Health

The exercise of a psychiatrist to sleep if you are worried or overwhelmed

Psychiatrist Aric Prather has helped hundreds of patients to improve your sleep hours and fight insomniaas he began counting for an article in the CNBC. He assures that the main dream-killer is not a bad mattress or spending a lot of time on social networks, but excessive reflection, thinking too much while trying to sleep.

This professional, also a professor of psychiatry and behavioral sciences at the University of California, San Francisco, ensures that negative thoughts are especially harmful at night and in the dark. He himself confessed that he lay “in bed and reproduced a silly comment I made at a party, although the person I told it to probably forgot moments later.”

We cannot stop the brain from doing this since it is “its job to consolidate it and create new synapses,” he says in his article. Therefore, the solution he gives is to “worry intentionally during the day. I eat?

  1. book yourself 15 minutes a day, preferably in the afternoon, for what Parther calls “emotional concern.” “Once the timer starts, give yourself the freedom to worry about one topic at a time.
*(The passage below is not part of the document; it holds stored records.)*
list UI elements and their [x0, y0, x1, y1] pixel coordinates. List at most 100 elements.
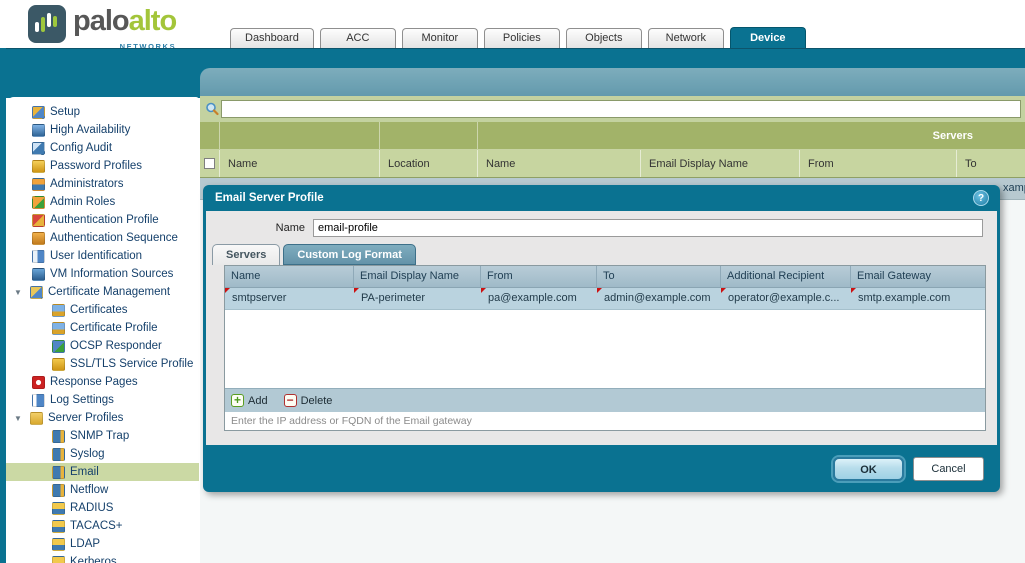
- column-header-to[interactable]: To: [597, 266, 721, 287]
- sidebar-item-email[interactable]: Email: [6, 463, 199, 481]
- modified-indicator: [481, 288, 486, 293]
- group-header-spacer: [380, 122, 478, 149]
- sidebar-item-authentication-sequence[interactable]: Authentication Sequence: [6, 229, 199, 247]
- admin-roles-icon: [32, 195, 45, 209]
- column-header-to[interactable]: To: [957, 150, 1025, 177]
- sidebar-item-ocsp-responder[interactable]: OCSP Responder: [6, 337, 199, 355]
- sidebar-item-user-identification[interactable]: User Identification: [6, 247, 199, 265]
- modified-indicator: [597, 288, 602, 293]
- sidebar-item-certificate-management[interactable]: ▼ Certificate Management: [6, 283, 199, 301]
- collapse-arrow-icon[interactable]: ▼: [14, 288, 30, 297]
- column-header-additional-recipient[interactable]: Additional Recipient: [721, 266, 851, 287]
- password-profiles-icon: [32, 159, 45, 173]
- cancel-button[interactable]: Cancel: [913, 456, 984, 481]
- tab-device[interactable]: Device: [729, 27, 806, 48]
- authentication-profile-icon: [32, 213, 45, 227]
- high-availability-icon: [32, 123, 45, 137]
- help-icon[interactable]: ?: [973, 190, 989, 206]
- config-audit-icon: [32, 141, 45, 155]
- add-button[interactable]: + Add: [231, 394, 268, 407]
- column-header-name[interactable]: Name: [220, 150, 380, 177]
- group-header-spacer: [200, 122, 220, 149]
- profile-name-input[interactable]: [313, 219, 983, 237]
- sidebar-item-log-settings[interactable]: Log Settings: [6, 391, 199, 409]
- servers-tab-panel: Name Email Display Name From To Addition…: [224, 265, 986, 431]
- email-gateway-hint: Enter the IP address or FQDN of the Emai…: [225, 412, 985, 430]
- column-header-email-gateway[interactable]: Email Gateway: [851, 266, 985, 287]
- sidebar-item-syslog[interactable]: Syslog: [6, 445, 199, 463]
- sidebar-item-ssl-tls-service-profile[interactable]: SSL/TLS Service Profile: [6, 355, 199, 373]
- table-search-row: [200, 96, 1025, 122]
- sidebar-item-tacacs[interactable]: TACACS+: [6, 517, 199, 535]
- column-header-name[interactable]: Name: [225, 266, 354, 287]
- column-header-server-name[interactable]: Name: [478, 150, 641, 177]
- tab-acc[interactable]: ACC: [319, 28, 396, 48]
- sidebar-item-kerberos[interactable]: Kerberos: [6, 553, 199, 563]
- certificate-management-icon: [30, 285, 43, 299]
- servers-group-header: Servers: [932, 129, 973, 142]
- ocsp-responder-icon: [52, 339, 65, 353]
- server-table-row[interactable]: smtpserver PA-perimeter pa@example.com a…: [225, 288, 985, 310]
- kerberos-icon: [52, 555, 65, 563]
- table-group-header-row: Servers: [200, 122, 1025, 150]
- paloalto-logo-icon: [28, 5, 66, 43]
- sidebar-item-certificates[interactable]: Certificates: [6, 301, 199, 319]
- tab-monitor[interactable]: Monitor: [401, 28, 478, 48]
- administrators-icon: [32, 177, 45, 191]
- syslog-icon: [52, 447, 65, 461]
- snmp-trap-icon: [52, 429, 65, 443]
- top-header: paloalto NETWORKS Dashboard ACC Monitor …: [0, 0, 1025, 51]
- sidebar-item-password-profiles[interactable]: Password Profiles: [6, 157, 199, 175]
- sidebar-item-certificate-profile[interactable]: Certificate Profile: [6, 319, 199, 337]
- name-field-label: Name: [275, 222, 305, 234]
- server-profiles-icon: [30, 411, 43, 425]
- sidebar-item-authentication-profile[interactable]: Authentication Profile: [6, 211, 199, 229]
- tab-dashboard[interactable]: Dashboard: [230, 28, 314, 48]
- tab-network[interactable]: Network: [647, 28, 724, 48]
- sidebar-item-server-profiles[interactable]: ▼ Server Profiles: [6, 409, 199, 427]
- email-server-profile-dialog: Email Server Profile ? Name Servers Cust…: [203, 185, 1000, 492]
- tab-policies[interactable]: Policies: [483, 28, 560, 48]
- content-toolbar: [200, 68, 1025, 96]
- tab-custom-log-format[interactable]: Custom Log Format: [283, 244, 416, 265]
- device-sidebar: Setup High Availability Config Audit Pas…: [6, 97, 199, 563]
- sidebar-item-administrators[interactable]: Administrators: [6, 175, 199, 193]
- sidebar-item-admin-roles[interactable]: Admin Roles: [6, 193, 199, 211]
- email-icon: [52, 465, 65, 479]
- sidebar-item-high-availability[interactable]: High Availability: [6, 121, 199, 139]
- tab-objects[interactable]: Objects: [565, 28, 642, 48]
- sidebar-item-response-pages[interactable]: Response Pages: [6, 373, 199, 391]
- tacacs-icon: [52, 519, 65, 533]
- dialog-body: Name Servers Custom Log Format Name Emai…: [206, 211, 997, 445]
- add-icon: +: [231, 394, 244, 407]
- column-header-from[interactable]: From: [481, 266, 597, 287]
- response-pages-icon: [32, 375, 45, 389]
- name-field-row: Name: [206, 219, 983, 237]
- sidebar-item-vm-information-sources[interactable]: VM Information Sources: [6, 265, 199, 283]
- netflow-icon: [52, 483, 65, 497]
- dialog-title: Email Server Profile: [215, 192, 324, 204]
- column-header-location[interactable]: Location: [380, 150, 478, 177]
- sidebar-item-radius[interactable]: RADIUS: [6, 499, 199, 517]
- sidebar-item-netflow[interactable]: Netflow: [6, 481, 199, 499]
- sidebar-item-config-audit[interactable]: Config Audit: [6, 139, 199, 157]
- sidebar-item-ldap[interactable]: LDAP: [6, 535, 199, 553]
- select-all-cell: [200, 150, 220, 177]
- servers-table-header: Name Email Display Name From To Addition…: [225, 266, 985, 288]
- collapse-arrow-icon[interactable]: ▼: [14, 414, 30, 423]
- cell-to: admin@example.com: [597, 288, 721, 309]
- delete-button[interactable]: − Delete: [283, 394, 332, 407]
- sidebar-item-snmp-trap[interactable]: SNMP Trap: [6, 427, 199, 445]
- column-header-from[interactable]: From: [800, 150, 957, 177]
- sidebar-item-setup[interactable]: Setup: [6, 103, 199, 121]
- setup-icon: [32, 105, 45, 119]
- select-all-checkbox[interactable]: [204, 158, 215, 169]
- search-input[interactable]: [221, 100, 1021, 118]
- ok-button[interactable]: OK: [833, 456, 904, 481]
- column-header-email-display-name[interactable]: Email Display Name: [641, 150, 800, 177]
- modified-indicator: [721, 288, 726, 293]
- column-header-email-display-name[interactable]: Email Display Name: [354, 266, 481, 287]
- cell-additional-recipient: operator@example.c...: [721, 288, 851, 309]
- table-footer-bar: + Add − Delete: [225, 388, 985, 412]
- tab-servers[interactable]: Servers: [212, 244, 281, 265]
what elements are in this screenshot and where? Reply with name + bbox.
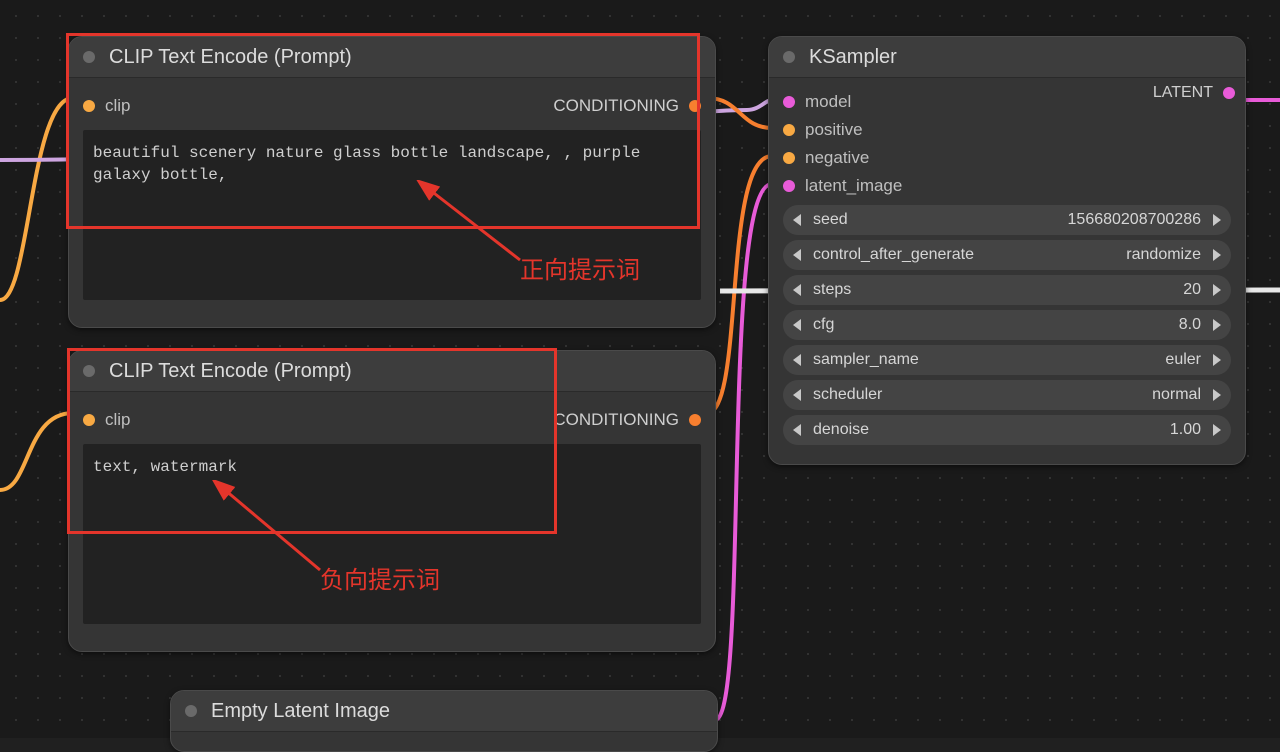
decrement-arrow-icon[interactable] <box>793 319 801 331</box>
decrement-arrow-icon[interactable] <box>793 389 801 401</box>
prompt-textarea-negative[interactable] <box>83 444 701 624</box>
increment-arrow-icon[interactable] <box>1213 319 1221 331</box>
decrement-arrow-icon[interactable] <box>793 249 801 261</box>
widget-sampler-name[interactable]: sampler_name euler <box>783 345 1231 375</box>
annotation-negative-label: 负向提示词 <box>320 560 440 595</box>
port-dot-icon <box>783 152 795 164</box>
widget-label: cfg <box>813 316 834 334</box>
collapse-dot-icon[interactable] <box>83 365 95 377</box>
port-label: clip <box>105 410 131 430</box>
collapse-dot-icon[interactable] <box>185 705 197 717</box>
widget-value[interactable]: euler <box>1165 351 1201 369</box>
node-title: CLIP Text Encode (Prompt) <box>109 360 352 383</box>
node-title: Empty Latent Image <box>211 700 390 723</box>
port-dot-icon <box>783 124 795 136</box>
input-port-negative[interactable]: negative <box>783 144 1231 172</box>
input-port-latent-image[interactable]: latent_image <box>783 172 1231 200</box>
increment-arrow-icon[interactable] <box>1213 214 1221 226</box>
port-dot-icon <box>783 180 795 192</box>
widget-label: denoise <box>813 421 869 439</box>
widget-label: seed <box>813 211 848 229</box>
widget-value[interactable]: randomize <box>1126 246 1201 264</box>
port-dot-icon <box>83 100 95 112</box>
node-header[interactable]: KSampler <box>769 37 1245 78</box>
port-label: positive <box>805 120 863 140</box>
widget-control-after-generate[interactable]: control_after_generate randomize <box>783 240 1231 270</box>
port-dot-icon[interactable] <box>1223 87 1235 99</box>
widget-label: sampler_name <box>813 351 919 369</box>
widget-cfg[interactable]: cfg 8.0 <box>783 310 1231 340</box>
collapse-dot-icon[interactable] <box>83 51 95 63</box>
increment-arrow-icon[interactable] <box>1213 424 1221 436</box>
decrement-arrow-icon[interactable] <box>793 354 801 366</box>
widget-value[interactable]: normal <box>1152 386 1201 404</box>
increment-arrow-icon[interactable] <box>1213 249 1221 261</box>
widget-value[interactable]: 156680208700286 <box>1068 211 1201 229</box>
node-empty-latent[interactable]: Empty Latent Image <box>170 690 718 752</box>
node-ksampler[interactable]: KSampler LATENT model positive negative … <box>768 36 1246 465</box>
port-dot-icon[interactable] <box>689 414 701 426</box>
collapse-dot-icon[interactable] <box>783 51 795 63</box>
output-label: LATENT <box>1153 84 1213 102</box>
widget-denoise[interactable]: denoise 1.00 <box>783 415 1231 445</box>
input-port-positive[interactable]: positive <box>783 116 1231 144</box>
widget-seed[interactable]: seed 156680208700286 <box>783 205 1231 235</box>
widget-scheduler[interactable]: scheduler normal <box>783 380 1231 410</box>
decrement-arrow-icon[interactable] <box>793 214 801 226</box>
widget-label: steps <box>813 281 851 299</box>
widget-value[interactable]: 8.0 <box>1179 316 1201 334</box>
port-dot-icon <box>83 414 95 426</box>
input-port-clip[interactable]: clip CONDITIONING <box>83 406 701 434</box>
port-label: negative <box>805 148 869 168</box>
node-header[interactable]: Empty Latent Image <box>171 691 717 732</box>
port-label: clip <box>105 96 131 116</box>
widget-label: scheduler <box>813 386 882 404</box>
increment-arrow-icon[interactable] <box>1213 284 1221 296</box>
decrement-arrow-icon[interactable] <box>793 424 801 436</box>
node-header[interactable]: CLIP Text Encode (Prompt) <box>69 37 715 78</box>
port-dot-icon[interactable] <box>689 100 701 112</box>
widget-value[interactable]: 20 <box>1183 281 1201 299</box>
node-clip-negative[interactable]: CLIP Text Encode (Prompt) clip CONDITION… <box>68 350 716 652</box>
output-label: CONDITIONING <box>553 410 679 430</box>
widget-value[interactable]: 1.00 <box>1170 421 1201 439</box>
node-title: CLIP Text Encode (Prompt) <box>109 46 352 69</box>
port-label: latent_image <box>805 176 902 196</box>
input-port-clip[interactable]: clip CONDITIONING <box>83 92 701 120</box>
widget-steps[interactable]: steps 20 <box>783 275 1231 305</box>
increment-arrow-icon[interactable] <box>1213 354 1221 366</box>
node-header[interactable]: CLIP Text Encode (Prompt) <box>69 351 715 392</box>
widget-label: control_after_generate <box>813 246 974 264</box>
increment-arrow-icon[interactable] <box>1213 389 1221 401</box>
node-title: KSampler <box>809 46 897 69</box>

Think of it like a to-do list that you go through one by one, except what you’re checking off are the items that make you feel the most anxious,” he explains of the exercise. Parther recommends doing this two or three times a week so that when a worry comes up you can “postpone” it to those fifteen minutes.
  1. In this time you must make a list of “problems” and “solutions”. You should focus on proposing two first steps to solve it. “The goal is to draw up a plan for how to start with practical steps for tomorrow or within the next few days. You’re not fully resolving it,” says the psychiatrist.

This exercise makes your mind calm because there is already a “plan.” Parther even says that some of her patients put that paper on their nightstand to keep her in mind.

What is insomnia and how much does it affect Spaniards?

Occasionally or chronically, insomnia affects more than 30% of the adult population At least once a year. Unflattering data about not sleeping and incorrect night rest that is often associated with poor sleep hygiene and constant changes in our habits that interfere with going to bed.

It is evident to remember that insomnia, beyond a specific experience, can be the trigger for various pathologies that, in the long term, can affect our body as to take it as a coincidence. There are many conditions that are related to its appearance and that is why it is not convenient to let it go.

Among some of the examples most cited by the Mayo Clinic are chronic pain, diabetes, heart disease, gastroesophageal reflux, asthma and other degenerative diseases such as Parkinson’s and Alzheimer’s disease, signs that should alert us to the complexities involved in suffering from certain sleep disorders.

It is also obvious, although necessary, to point out that episodes of punctual insomnia should not be taken equally with cases in which insomnia becomes chronic. Although in both scenarios it is convenient to go to a medical consultation to try to understand the reasons that make us sleep badly and directly not fall asleep, it is even more important that we remedy this sleep disorder that chronically affects more than four million Spaniards.

These are data from 2022 that the Spanish Society of Neurology puts on the table, which also makes emphasis on the harms of insomniaexplaining that “it affects daily performance and produces cognitive and memory deficits as well as problems with anxiety and depression, hypertension, diabetes, obesity, among others.”